Bell's seven fundamentals: 1) the things which matter most are beyond the power of the grave to destroy; 2) all men are made to live for one another in a mutually sacrificing sociality; 3) servants are literally more pleasing to God than masters; 4) only a fire of self-effacement can bring happiness to mankind; 5) the task of world improvement should not be left to future generations; 6) children are the most important people in the world and the Church should educate them; 7) it is immoral to lay up riches to buy exemption from productive labor, and a Christian security must be a social security.

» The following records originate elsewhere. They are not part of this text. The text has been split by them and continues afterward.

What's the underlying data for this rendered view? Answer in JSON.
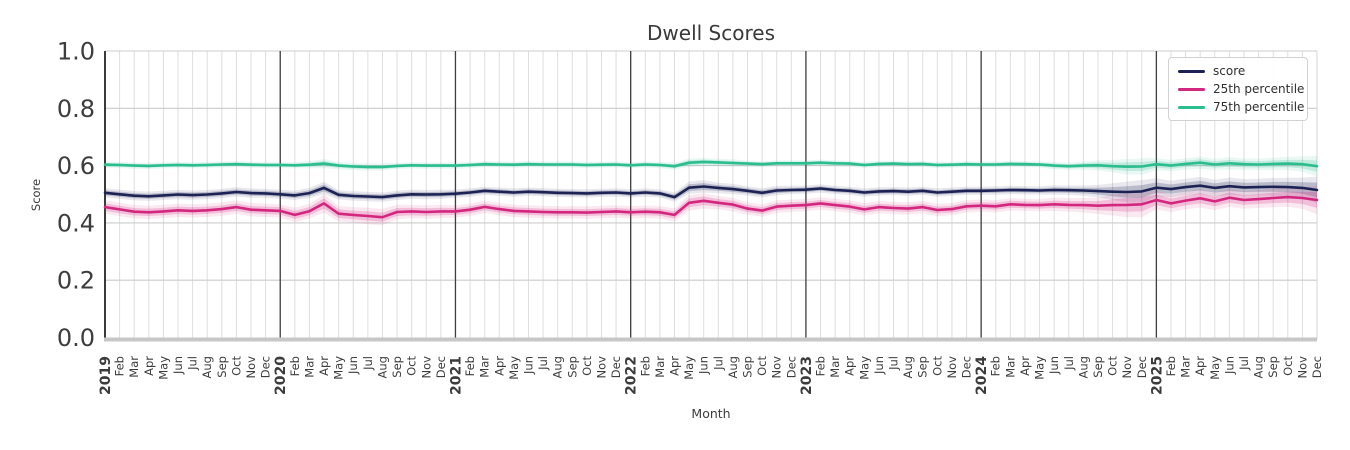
{
  "chart_data": {
    "type": "line",
    "title": "Dwell Scores",
    "xlabel": "Month",
    "ylabel": "Score",
    "ylim": [
      0.0,
      1.0
    ],
    "yticks": [
      0.0,
      0.2,
      0.4,
      0.6,
      0.8,
      1.0
    ],
    "ytick_labels": [
      "0.0",
      "0.2",
      "0.4",
      "0.6",
      "0.8",
      "1.0"
    ],
    "grid": true,
    "legend_position": "upper right",
    "x_labels": [
      "2019",
      "Feb",
      "Mar",
      "Apr",
      "May",
      "Jun",
      "Jul",
      "Aug",
      "Sep",
      "Oct",
      "Nov",
      "Dec",
      "2020",
      "Feb",
      "Mar",
      "Apr",
      "May",
      "Jun",
      "Jul",
      "Aug",
      "Sep",
      "Oct",
      "Nov",
      "Dec",
      "2021",
      "Feb",
      "Mar",
      "Apr",
      "May",
      "Jun",
      "Jul",
      "Aug",
      "Sep",
      "Oct",
      "Nov",
      "Dec",
      "2022",
      "Feb",
      "Mar",
      "Apr",
      "May",
      "Jun",
      "Jul",
      "Aug",
      "Sep",
      "Oct",
      "Nov",
      "Dec",
      "2023",
      "Feb",
      "Mar",
      "Apr",
      "May",
      "Jun",
      "Jul",
      "Aug",
      "Sep",
      "Oct",
      "Nov",
      "Dec",
      "2024",
      "Feb",
      "Mar",
      "Apr",
      "May",
      "Jun",
      "Jul",
      "Aug",
      "Sep",
      "Oct",
      "Nov",
      "Dec",
      "2025",
      "Feb",
      "Mar",
      "Apr",
      "May",
      "Jun",
      "Jul",
      "Aug",
      "Sep",
      "Oct",
      "Nov",
      "Dec"
    ],
    "year_tick_indices": [
      0,
      12,
      24,
      36,
      48,
      60,
      72
    ],
    "series": [
      {
        "name": "score",
        "color": "#1c2254",
        "values": [
          0.505,
          0.5,
          0.495,
          0.493,
          0.496,
          0.499,
          0.497,
          0.499,
          0.503,
          0.508,
          0.504,
          0.503,
          0.5,
          0.496,
          0.504,
          0.522,
          0.498,
          0.494,
          0.492,
          0.49,
          0.496,
          0.5,
          0.499,
          0.5,
          0.502,
          0.506,
          0.512,
          0.509,
          0.506,
          0.509,
          0.507,
          0.505,
          0.504,
          0.503,
          0.505,
          0.506,
          0.503,
          0.506,
          0.503,
          0.49,
          0.523,
          0.527,
          0.522,
          0.518,
          0.512,
          0.505,
          0.513,
          0.515,
          0.516,
          0.52,
          0.515,
          0.512,
          0.506,
          0.51,
          0.511,
          0.509,
          0.512,
          0.506,
          0.509,
          0.512,
          0.512,
          0.513,
          0.515,
          0.514,
          0.513,
          0.515,
          0.514,
          0.513,
          0.511,
          0.509,
          0.508,
          0.51,
          0.523,
          0.518,
          0.525,
          0.53,
          0.522,
          0.528,
          0.524,
          0.525,
          0.526,
          0.525,
          0.522,
          0.515
        ],
        "band": [
          0.009,
          0.009,
          0.009,
          0.009,
          0.009,
          0.009,
          0.009,
          0.009,
          0.009,
          0.009,
          0.009,
          0.009,
          0.009,
          0.009,
          0.01,
          0.012,
          0.009,
          0.009,
          0.009,
          0.009,
          0.009,
          0.009,
          0.009,
          0.009,
          0.008,
          0.008,
          0.008,
          0.008,
          0.008,
          0.008,
          0.008,
          0.008,
          0.008,
          0.008,
          0.008,
          0.008,
          0.008,
          0.008,
          0.008,
          0.009,
          0.012,
          0.012,
          0.01,
          0.01,
          0.009,
          0.009,
          0.009,
          0.008,
          0.008,
          0.008,
          0.008,
          0.008,
          0.008,
          0.008,
          0.008,
          0.008,
          0.008,
          0.008,
          0.008,
          0.008,
          0.008,
          0.008,
          0.008,
          0.008,
          0.008,
          0.009,
          0.009,
          0.01,
          0.012,
          0.016,
          0.02,
          0.022,
          0.018,
          0.016,
          0.016,
          0.017,
          0.016,
          0.017,
          0.016,
          0.016,
          0.017,
          0.018,
          0.02,
          0.026
        ]
      },
      {
        "name": "25th percentile",
        "color": "#d3267f",
        "values": [
          0.455,
          0.447,
          0.439,
          0.437,
          0.44,
          0.444,
          0.442,
          0.444,
          0.448,
          0.455,
          0.446,
          0.444,
          0.442,
          0.428,
          0.441,
          0.468,
          0.432,
          0.428,
          0.424,
          0.42,
          0.438,
          0.44,
          0.438,
          0.44,
          0.44,
          0.446,
          0.456,
          0.448,
          0.442,
          0.44,
          0.438,
          0.437,
          0.437,
          0.436,
          0.438,
          0.44,
          0.437,
          0.439,
          0.437,
          0.428,
          0.47,
          0.477,
          0.47,
          0.464,
          0.45,
          0.443,
          0.457,
          0.46,
          0.462,
          0.468,
          0.462,
          0.457,
          0.447,
          0.455,
          0.452,
          0.45,
          0.455,
          0.445,
          0.448,
          0.458,
          0.46,
          0.458,
          0.465,
          0.463,
          0.462,
          0.465,
          0.463,
          0.462,
          0.46,
          0.462,
          0.463,
          0.465,
          0.48,
          0.468,
          0.478,
          0.486,
          0.475,
          0.488,
          0.48,
          0.483,
          0.487,
          0.49,
          0.487,
          0.48
        ],
        "band": [
          0.013,
          0.013,
          0.013,
          0.013,
          0.013,
          0.013,
          0.013,
          0.013,
          0.013,
          0.013,
          0.013,
          0.013,
          0.013,
          0.014,
          0.014,
          0.018,
          0.015,
          0.015,
          0.016,
          0.016,
          0.014,
          0.013,
          0.013,
          0.013,
          0.012,
          0.012,
          0.012,
          0.012,
          0.012,
          0.012,
          0.012,
          0.012,
          0.012,
          0.012,
          0.012,
          0.012,
          0.012,
          0.012,
          0.012,
          0.013,
          0.015,
          0.015,
          0.013,
          0.013,
          0.012,
          0.012,
          0.012,
          0.012,
          0.012,
          0.012,
          0.012,
          0.012,
          0.012,
          0.012,
          0.012,
          0.012,
          0.012,
          0.012,
          0.012,
          0.012,
          0.012,
          0.012,
          0.012,
          0.012,
          0.012,
          0.013,
          0.013,
          0.014,
          0.016,
          0.02,
          0.024,
          0.025,
          0.018,
          0.017,
          0.017,
          0.018,
          0.017,
          0.018,
          0.017,
          0.017,
          0.018,
          0.019,
          0.021,
          0.028
        ]
      },
      {
        "name": "75th percentile",
        "color": "#2cbd8f",
        "values": [
          0.603,
          0.602,
          0.6,
          0.599,
          0.601,
          0.602,
          0.601,
          0.602,
          0.604,
          0.605,
          0.603,
          0.602,
          0.602,
          0.601,
          0.603,
          0.607,
          0.6,
          0.597,
          0.595,
          0.595,
          0.599,
          0.601,
          0.6,
          0.6,
          0.6,
          0.602,
          0.605,
          0.604,
          0.603,
          0.605,
          0.604,
          0.604,
          0.604,
          0.602,
          0.603,
          0.604,
          0.601,
          0.604,
          0.602,
          0.598,
          0.61,
          0.613,
          0.611,
          0.609,
          0.607,
          0.605,
          0.608,
          0.608,
          0.608,
          0.61,
          0.608,
          0.607,
          0.602,
          0.606,
          0.607,
          0.605,
          0.606,
          0.602,
          0.603,
          0.605,
          0.604,
          0.604,
          0.606,
          0.605,
          0.604,
          0.6,
          0.598,
          0.6,
          0.601,
          0.598,
          0.596,
          0.597,
          0.605,
          0.6,
          0.606,
          0.61,
          0.604,
          0.608,
          0.605,
          0.604,
          0.606,
          0.607,
          0.605,
          0.598
        ],
        "band": [
          0.006,
          0.006,
          0.006,
          0.006,
          0.006,
          0.006,
          0.006,
          0.006,
          0.006,
          0.006,
          0.006,
          0.006,
          0.006,
          0.006,
          0.007,
          0.009,
          0.007,
          0.007,
          0.007,
          0.007,
          0.006,
          0.006,
          0.006,
          0.006,
          0.006,
          0.006,
          0.006,
          0.006,
          0.006,
          0.006,
          0.006,
          0.006,
          0.006,
          0.006,
          0.006,
          0.006,
          0.006,
          0.006,
          0.006,
          0.007,
          0.008,
          0.008,
          0.007,
          0.007,
          0.006,
          0.006,
          0.006,
          0.006,
          0.006,
          0.006,
          0.006,
          0.006,
          0.006,
          0.006,
          0.006,
          0.006,
          0.006,
          0.006,
          0.006,
          0.006,
          0.006,
          0.006,
          0.006,
          0.006,
          0.006,
          0.007,
          0.007,
          0.008,
          0.01,
          0.012,
          0.015,
          0.016,
          0.012,
          0.011,
          0.011,
          0.012,
          0.011,
          0.012,
          0.011,
          0.011,
          0.012,
          0.013,
          0.015,
          0.02
        ]
      }
    ],
    "colors": {
      "grid_minor": "#dedede",
      "grid_major": "#cccccc",
      "year_line": "#3f3f3f",
      "left_spine": "#2a2a2a",
      "bottom_spine": "#c7c7c7",
      "right_spine": "#d4d4d4",
      "text": "#3d3d3d"
    }
  }
}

Short, chubby, beetle-browed Bernard Iddings Bell, 56, went to the University of Chicago, was a chaplain at the Great Lakes Naval Station in the last war. Then for 14 years he headed St. Stephen's College, Annandale-on-Hudson, N.Y. With the help of the late Metropolitan Life Insurance president Haley Fiske, and the late vaudeville impresario Edward Albee, Bell raised about a million dollars to revolutionize the St. Stephen's faculty and methods. But the depression spoiled his alans and Columbia University took over :he college, renamed it Bard.
Bishop James De Wolf Perry of Rhode Island made Bell an honorary canon of St. John's Cathedral, Providence. But of late years he has steered clear of parochial duties. Bell offends some listeners by his acid speech, Socialist ideas and condescending manner. He also lost a great deal of his popularity in Britain by constant gibes at imperialism.
His brilliance is generally conceded, but he is not popular with bishops. He lists his politics in Who's Who as "Radical Independent." Today Bell writes in the Atlantic, lectures in the leading universities, broods about a civilization "corrupted through and through with malignancy."